The beginning of the uprising had meanwhile been set for May 23, 1798 and Lord Edward Fitzgerald was waiting for that day in his hiding place in a house on Thomas Street, Dublin. However, his whereabouts were revealed so that he was overpowered by a British military unit on May 18, 1798. In a brief scuffle, Fitzgerald stabbed one officer and fatally wounded a second, but was also shot himself in the shoulder. After a brief detention at Dublin Castle , he was transferred to Newgate Prison, where he died on June 4, 1798 as a result of his injury.

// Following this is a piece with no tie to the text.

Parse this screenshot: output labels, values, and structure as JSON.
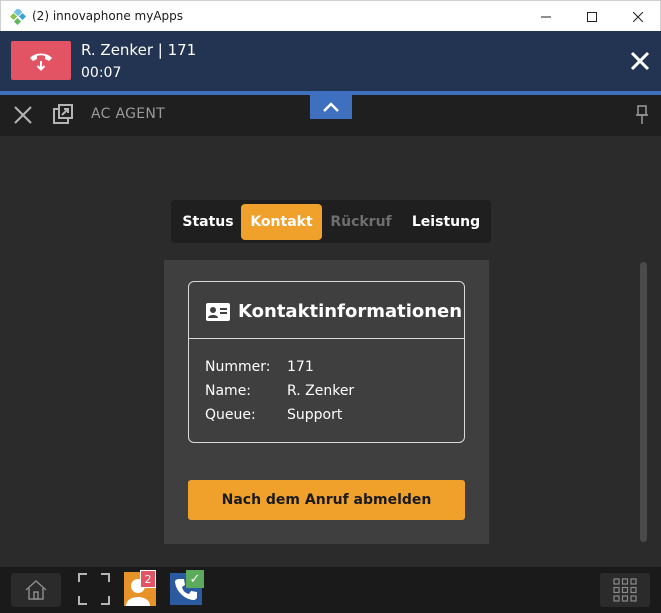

He did not live to see the beginning of the rebellion. Lord Edward Fitzgerald was buried in the graveyard of St. Werburgh's Church in Dublin.

literature

  • Robert Brendan McDowell: The Protestant nation (1775-1800) . In: Theodore W. Moody, Francis Xavier Martin (Eds.): The course of Irish history . Mercier Press, Cork 1987, ISBN 0-85342-715-1 , pp. 232-247.
  • Martin Wallace: Famous Irish Lives . The Appletree Press, Belfast 1991, ISBN 0-86281-275-5 .
  • Daniel J. Gahan: Rebellion! Ireland in 1798. The O'Brien Press, Dublin 1997, ISBN 0-86278-548-0 .

Web links

Individual evidence

  1. ^ McDowell: The Protestant nation (1775-1800) . P. 244.